French elections replace centrist Parliament with big-spending, bigoted leftists and nationalists

French elections replace centrist Parliament with big-spending, bigoted leftists and nationalists
Emmanuel Macron (Image: YouTube screen grab)

France’s President Emmanuel Macron did something extremely foolish — he called a parliamentary election a year early, even though his party had performed poorly in the recent European elections. The result is that his party lost seats, while the radical left gained many seats, and big-spending socially-conservative nationalists gained seats, while conventional conservatives lost seats. The result of the election could be disastrous fiscal policies that cause France’s budget deficit to skyrocket.
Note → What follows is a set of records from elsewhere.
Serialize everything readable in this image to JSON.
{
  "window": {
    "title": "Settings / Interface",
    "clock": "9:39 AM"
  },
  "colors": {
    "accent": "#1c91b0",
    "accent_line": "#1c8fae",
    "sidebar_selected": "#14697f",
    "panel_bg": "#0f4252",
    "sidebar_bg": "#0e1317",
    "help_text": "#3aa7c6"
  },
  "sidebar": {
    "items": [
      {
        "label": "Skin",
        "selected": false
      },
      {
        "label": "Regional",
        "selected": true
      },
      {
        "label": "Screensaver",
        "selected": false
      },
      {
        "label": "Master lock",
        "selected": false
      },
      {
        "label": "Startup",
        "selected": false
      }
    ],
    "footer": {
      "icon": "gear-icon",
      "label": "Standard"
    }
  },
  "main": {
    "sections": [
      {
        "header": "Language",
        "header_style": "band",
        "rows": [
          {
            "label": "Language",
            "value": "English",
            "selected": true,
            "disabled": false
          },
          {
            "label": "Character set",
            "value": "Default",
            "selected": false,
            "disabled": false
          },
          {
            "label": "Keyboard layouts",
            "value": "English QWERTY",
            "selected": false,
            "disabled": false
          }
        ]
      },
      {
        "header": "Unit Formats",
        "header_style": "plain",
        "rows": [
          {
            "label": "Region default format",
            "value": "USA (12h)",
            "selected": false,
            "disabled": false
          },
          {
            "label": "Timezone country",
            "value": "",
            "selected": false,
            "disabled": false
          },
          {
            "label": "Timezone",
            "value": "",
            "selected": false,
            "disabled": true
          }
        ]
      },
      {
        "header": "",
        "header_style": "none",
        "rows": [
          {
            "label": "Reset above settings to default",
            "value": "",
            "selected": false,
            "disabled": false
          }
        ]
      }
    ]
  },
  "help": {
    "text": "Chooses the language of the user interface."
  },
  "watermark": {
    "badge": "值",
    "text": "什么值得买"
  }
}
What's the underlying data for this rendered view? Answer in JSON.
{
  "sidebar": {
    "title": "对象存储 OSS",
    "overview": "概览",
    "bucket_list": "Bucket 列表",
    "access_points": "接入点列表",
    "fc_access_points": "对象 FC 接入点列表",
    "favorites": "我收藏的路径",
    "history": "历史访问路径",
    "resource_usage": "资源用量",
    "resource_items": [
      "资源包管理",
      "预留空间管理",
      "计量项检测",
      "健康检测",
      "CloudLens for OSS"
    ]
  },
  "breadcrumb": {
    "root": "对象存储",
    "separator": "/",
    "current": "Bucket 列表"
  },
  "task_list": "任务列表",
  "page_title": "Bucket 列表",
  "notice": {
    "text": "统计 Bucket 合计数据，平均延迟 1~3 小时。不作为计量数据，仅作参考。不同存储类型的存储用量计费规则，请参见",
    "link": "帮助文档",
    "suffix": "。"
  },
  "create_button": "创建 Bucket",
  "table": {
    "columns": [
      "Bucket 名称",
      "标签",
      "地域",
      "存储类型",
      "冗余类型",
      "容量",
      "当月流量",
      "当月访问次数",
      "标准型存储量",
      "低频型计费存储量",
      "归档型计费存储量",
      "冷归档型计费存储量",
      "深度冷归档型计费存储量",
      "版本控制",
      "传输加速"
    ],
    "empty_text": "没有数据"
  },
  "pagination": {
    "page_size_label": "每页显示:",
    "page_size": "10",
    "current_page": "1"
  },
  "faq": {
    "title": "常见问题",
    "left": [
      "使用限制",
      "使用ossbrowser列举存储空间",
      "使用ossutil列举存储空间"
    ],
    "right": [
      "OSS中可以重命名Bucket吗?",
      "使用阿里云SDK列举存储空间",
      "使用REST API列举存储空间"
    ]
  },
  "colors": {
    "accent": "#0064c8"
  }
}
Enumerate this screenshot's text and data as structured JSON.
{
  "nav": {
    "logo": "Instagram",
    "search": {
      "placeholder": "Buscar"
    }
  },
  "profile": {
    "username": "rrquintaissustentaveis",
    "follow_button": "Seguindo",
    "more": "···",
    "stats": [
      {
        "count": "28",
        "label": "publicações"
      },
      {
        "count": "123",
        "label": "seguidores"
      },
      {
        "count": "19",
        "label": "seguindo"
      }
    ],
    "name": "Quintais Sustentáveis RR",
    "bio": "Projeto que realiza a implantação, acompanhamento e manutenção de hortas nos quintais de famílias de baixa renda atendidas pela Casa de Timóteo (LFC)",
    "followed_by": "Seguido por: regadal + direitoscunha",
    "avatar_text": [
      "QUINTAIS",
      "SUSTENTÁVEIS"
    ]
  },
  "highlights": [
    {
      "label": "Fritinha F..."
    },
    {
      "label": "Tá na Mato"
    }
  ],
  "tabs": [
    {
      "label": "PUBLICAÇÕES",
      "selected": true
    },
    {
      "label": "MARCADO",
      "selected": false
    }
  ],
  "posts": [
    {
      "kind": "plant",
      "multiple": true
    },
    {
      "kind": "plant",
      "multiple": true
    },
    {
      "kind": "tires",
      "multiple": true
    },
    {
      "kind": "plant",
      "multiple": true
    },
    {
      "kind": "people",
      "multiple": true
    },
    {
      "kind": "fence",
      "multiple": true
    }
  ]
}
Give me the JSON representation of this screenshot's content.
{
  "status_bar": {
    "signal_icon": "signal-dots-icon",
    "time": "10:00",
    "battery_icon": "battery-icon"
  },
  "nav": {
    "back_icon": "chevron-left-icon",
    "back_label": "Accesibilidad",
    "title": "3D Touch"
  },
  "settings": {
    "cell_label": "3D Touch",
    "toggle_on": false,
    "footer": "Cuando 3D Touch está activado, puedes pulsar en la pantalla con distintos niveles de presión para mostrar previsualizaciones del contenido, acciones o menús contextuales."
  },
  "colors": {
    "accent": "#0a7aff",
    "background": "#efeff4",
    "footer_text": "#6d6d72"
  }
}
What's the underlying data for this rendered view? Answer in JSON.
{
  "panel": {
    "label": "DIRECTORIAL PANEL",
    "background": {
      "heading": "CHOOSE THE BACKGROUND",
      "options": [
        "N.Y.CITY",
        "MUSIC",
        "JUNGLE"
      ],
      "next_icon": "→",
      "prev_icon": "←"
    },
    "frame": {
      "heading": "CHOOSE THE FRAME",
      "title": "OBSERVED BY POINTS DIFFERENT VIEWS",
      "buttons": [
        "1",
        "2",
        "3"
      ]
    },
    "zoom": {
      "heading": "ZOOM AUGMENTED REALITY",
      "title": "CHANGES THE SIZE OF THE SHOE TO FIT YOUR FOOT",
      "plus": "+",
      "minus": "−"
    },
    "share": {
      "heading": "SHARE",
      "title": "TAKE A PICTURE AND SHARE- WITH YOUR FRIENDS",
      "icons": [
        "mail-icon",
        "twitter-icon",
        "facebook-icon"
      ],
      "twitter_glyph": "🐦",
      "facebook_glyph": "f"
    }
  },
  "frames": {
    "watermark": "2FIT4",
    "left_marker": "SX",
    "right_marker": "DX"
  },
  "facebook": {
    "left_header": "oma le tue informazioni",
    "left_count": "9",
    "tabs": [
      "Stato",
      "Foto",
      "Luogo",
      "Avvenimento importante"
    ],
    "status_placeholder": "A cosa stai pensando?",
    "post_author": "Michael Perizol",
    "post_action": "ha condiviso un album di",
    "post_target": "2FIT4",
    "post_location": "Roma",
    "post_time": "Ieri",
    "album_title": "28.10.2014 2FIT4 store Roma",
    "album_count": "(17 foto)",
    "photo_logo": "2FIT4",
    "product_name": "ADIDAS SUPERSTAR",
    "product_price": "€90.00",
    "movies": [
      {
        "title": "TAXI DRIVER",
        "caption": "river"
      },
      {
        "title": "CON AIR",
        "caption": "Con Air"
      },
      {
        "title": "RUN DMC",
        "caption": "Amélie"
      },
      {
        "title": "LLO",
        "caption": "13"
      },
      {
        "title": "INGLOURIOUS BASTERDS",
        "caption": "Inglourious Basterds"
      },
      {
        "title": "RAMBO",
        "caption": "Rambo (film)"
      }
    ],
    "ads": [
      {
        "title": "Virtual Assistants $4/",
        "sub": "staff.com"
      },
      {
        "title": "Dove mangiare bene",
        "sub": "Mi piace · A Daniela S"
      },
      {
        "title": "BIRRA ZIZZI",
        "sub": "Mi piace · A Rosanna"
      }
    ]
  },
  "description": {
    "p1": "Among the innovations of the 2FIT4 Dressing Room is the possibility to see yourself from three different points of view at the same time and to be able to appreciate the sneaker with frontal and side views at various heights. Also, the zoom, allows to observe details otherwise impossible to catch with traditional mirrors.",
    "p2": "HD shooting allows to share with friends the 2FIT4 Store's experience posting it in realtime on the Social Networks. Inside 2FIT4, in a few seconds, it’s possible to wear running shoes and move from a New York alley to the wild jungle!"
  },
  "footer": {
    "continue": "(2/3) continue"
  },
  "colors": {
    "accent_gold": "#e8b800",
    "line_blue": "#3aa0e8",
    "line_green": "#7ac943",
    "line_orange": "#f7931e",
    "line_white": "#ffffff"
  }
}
The parties that gained seats — both the left and the nationalists — support very costly fiscal policies, such as lowering France’s already low retirement age from 64 to 60. If adopted, these policies would result in France’s credit rating being downgraded, interest rates on France’s debt spiking, and its national debt mushrooming. Its economy could go into a deep recession as well, as government spending crowds out productive private investment.

After faring poorly in the first round of the French elections on June 26, Macron’s centrist party allied with the left to keep the nationalists from winning a majority in the second round of the election held on July 7. As a result, the far-left won a large number of seats in France’s parliament, increasing its number of seats from 131 to 182 (France’s parliament has a total of 577 seats).  Macron’s centrist coalition fell from 245 seats — a near majority — to 168 seats. The nationalists failed to win the majority they hoped for, but their seats still rose from 89 to 143. The seats held by France’s traditional conservatives fell from 64 to 39.

Both leftists who won and the nationalists who trailed are awful and sympathetic to Russian dictator Vladimir Putin. Famed Nazi hunter Serge Klarfeld points out that the French far-left is even more dangerous than the far-right. The French far left that gained seats “adores Russia, does not consider Ukraine to really be a country and hates NATO and the United States,” notes the Czech Parliamentarian Jakub Janda.

The leader of the Left has called French Jews ‘an arrogant minority that lectures to the rest.’ He wouldn’t condemn 10/7. He praised Hugo Chávez and Nicolás Maduro. He cheered Putin’s invasion of Crimea. Not exactly something to celebrate or emulate,” notes Philip Klein of the National Review. He is a nut who claimed that the Jews rigged the 2019 UK election. As one observer notes, “Besides his hard left economic policies, he supported Putin’s annexation of Crimea and blamed the invasion of Ukraine on NATO expansion. He … claimed the 2019 UK elections were rigged by the Jews.”

Among the leftists elected to France’s parliament is the “French Antifa leader Raphaël Arnault, classified as S (a threat to the French state by the security services) has been elected Member of Parliament.” Leftists celebrated their gains in the election by rioting in the streets of Paris and other major cities.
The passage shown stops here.